Narciso (por Peter P. Douglas)

Narciso (2024), longa-metragem nacional de drama, distribuído pela Elo Studios, estreia, oficialmente, nos cinemas brasileiros, a partir de 19 de março de 2026, com classificação indicativa 10 anos e 90 minutos de duração.

O mito grego de Narciso atravessou milênios, inspirou poetas, filósofos, artistas e, claro, agora inspira também um filme brasileiro que tenta atualizar a história… mas acaba tropeçando no próprio reflexo. Jeferson De, que já havia flertado com o tema lá atrás no curta-metragem “Narciso Rap” (2004), decide revisitar a ideia com mais ambição, mais fantasia, mais crítica social — e, infelizmente, menos foco. O resultado é um longa que tem coração, tem intenção, tem elenco forte… mas parece tão encantado com suas próprias metáforas que esquece de contar a história com clareza.

A trama segue Narciso, interpretado – muito bem – por Arthur Ferreira, um menino preto e órfão que vive numa casa de passagem administrada pelos irmãos Carmem (Ju Colombo) e Joaquim (Bukassa Kabengele). Às vésperas de seu aniversário, enfrenta o tipo de trauma que nem terapia com chocolate resolve: foi devolvido por uma família branca que desistiu de adotá-lo. Sim, devolvido. Como se fosse um item comprado errado no e-commerce. A cena é curta, direta e devastadora — e, ironicamente, uma das poucas partes do filme que não ficam em cima do muro.

Para animá-lo, Alexandre (Faiska Alves), outra criança do lar, dá a Narciso uma bola mágica: se ele acertar três cestas, um gênio aparece para realizar seu maior desejo. E o pedido do garoto é simples e doloroso: ele quer uma família. O gênio — vivido por Seu Jorge com aquele charme de quem já viu de tudo — aceita, mas impõe a famosa maldição: Narciso jamais poderá ver sua própria imagem refletida. A partir daí, o filme mergulha na fantasia, mas com os dois pés presos na realidade social brasileira, o que poderia ser ótimo… se o roteiro não ficasse tão indeciso sobre o que quer dizer.

Narciso é levado para uma família branca, perfeita, organizada, quase saída de catálogo de loja de móveis. Mas, claro, a saudade dos amigos e da casa de Carmem começa a corroer o encanto. O conflito é interessante: pertencimento, identidade, negritude, adoção, racismo. Tudo está ali, piscando para o espectador como se dissesse “olha que tema importante”. O problema é que o filme parece tão preocupado em ser simbólico, poético e metafórico que acaba deixando a mensagem principal perdida no meio do caminho. É como se o roteiro tivesse medo de ser direto, preferindo sugerir tudo e afirmar nada.

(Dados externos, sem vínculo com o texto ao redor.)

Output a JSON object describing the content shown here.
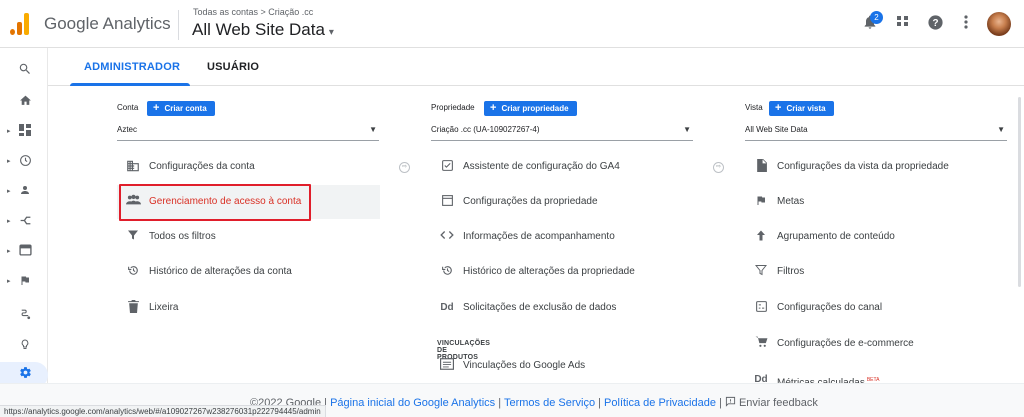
{
  "header": {
    "brand": "Google Analytics",
    "breadcrumb": "Todas as contas > Criação .cc",
    "property": "All Web Site Data",
    "property_caret": "▾",
    "notification_count": "2",
    "icons": [
      "bell-icon",
      "apps-icon",
      "help-icon",
      "more-vert-icon",
      "avatar"
    ]
  },
  "sidebar": {
    "items": [
      "search-icon",
      "home-icon",
      "dashboard-icon",
      "clock-icon",
      "person-icon",
      "acquisition-icon",
      "behavior-icon",
      "flag-icon",
      "route-icon",
      "lightbulb-icon",
      "gear-icon"
    ]
  },
  "tabs": [
    {
      "label": "ADMINISTRADOR"
    },
    {
      "label": "USUÁRIO"
    }
  ],
  "account": {
    "label": "Conta",
    "create": "Criar conta",
    "selected": "Aztec",
    "items": [
      {
        "label": "Configurações da conta",
        "icon": "building-icon"
      },
      {
        "label": "Gerenciamento de acesso à conta",
        "icon": "people-icon"
      },
      {
        "label": "Todos os filtros",
        "icon": "filter-icon"
      },
      {
        "label": "Histórico de alterações da conta",
        "icon": "history-icon"
      },
      {
        "label": "Lixeira",
        "icon": "trash-icon"
      }
    ]
  },
  "property": {
    "label": "Propriedade",
    "create": "Criar propriedade",
    "selected": "Criação .cc (UA-109027267-4)",
    "items": [
      {
        "label": "Assistente de configuração do GA4",
        "icon": "checkbox-icon"
      },
      {
        "label": "Configurações da propriedade",
        "icon": "window-icon"
      },
      {
        "label": "Informações de acompanhamento",
        "icon": "code-icon"
      },
      {
        "label": "Histórico de alterações da propriedade",
        "icon": "history-icon"
      },
      {
        "label": "Solicitações de exclusão de dados",
        "icon": "dd-icon"
      }
    ],
    "section": "VINCULAÇÕES DE PRODUTOS",
    "links": [
      {
        "label": "Vinculações do Google Ads",
        "icon": "ads-icon"
      }
    ]
  },
  "view": {
    "label": "Vista",
    "create": "Criar vista",
    "selected": "All Web Site Data",
    "items": [
      {
        "label": "Configurações da vista da propriedade",
        "icon": "file-icon"
      },
      {
        "label": "Metas",
        "icon": "flag-icon"
      },
      {
        "label": "Agrupamento de conteúdo",
        "icon": "walk-icon"
      },
      {
        "label": "Filtros",
        "icon": "filter-icon"
      },
      {
        "label": "Configurações do canal",
        "icon": "channel-icon"
      },
      {
        "label": "Configurações de e-commerce",
        "icon": "cart-icon"
      },
      {
        "label": "Métricas calculadas",
        "icon": "dd-icon",
        "badge": "BETA"
      }
    ]
  },
  "footer": {
    "copyright": "©2022 Google | ",
    "link1": "Página inicial do Google Analytics",
    "sep1": " | ",
    "link2": "Termos de Serviço",
    "sep2": " | ",
    "link3": "Política de Privacidade",
    "sep3": " | ",
    "feedback": "Enviar feedback"
  },
  "status_url": "https://analytics.google.com/analytics/web/#/a109027267w238276031p222794445/admin",
  "colors": {
    "accent": "#1a73e8",
    "highlight": "#e01e2b"
  }
}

A estrutura do longa denuncia sua origem, dando para sentir o elástico puxando e uma sensação constante de que falta algo. O filme quer discutir muita coisa, mas não se compromete totalmente com nenhuma. É como se “Narciso” estivesse olhando para vários espelhos ao mesmo tempo e não conseguisse escolher qual refletir.

O problema é que, apesar das boas atuações, o filme parece indeciso sobre o que quer ser. Fantasia? Drama social? Fábula moral? Crítica racial? Tudo isso junto? O resultado é uma obra que tem momentos fortes, mas carece de direção narrativa. A metáfora do reflexo, da identidade e da negritude é poderosa, mas o filme a trata com tanta delicadeza que, às vezes, parece que está com medo de quebrar o espelho. E, no fim, quem fica quebrado é o entendimento do público.

“Narciso” tem intenção, tem beleza, tem elenco, tem temas expressivos — mas falta firmeza. Falta dizer claramente o que quer dizer. Falta parar de se admirar e começar a se explicar. É um filme que olha para si mesmo com profundidade, mas não percebe que o espectador está ali do outro lado, tentando entender o que, afinal, ele quer refletir.

Ainda assim, é uma obra curiosa, sensível e cheia de potencial. Só precisava de um roteiro menos tímido e mais direto — porque, às vezes, a metáfora não precisa de poesia. Precisa apenas de um espelho limpo.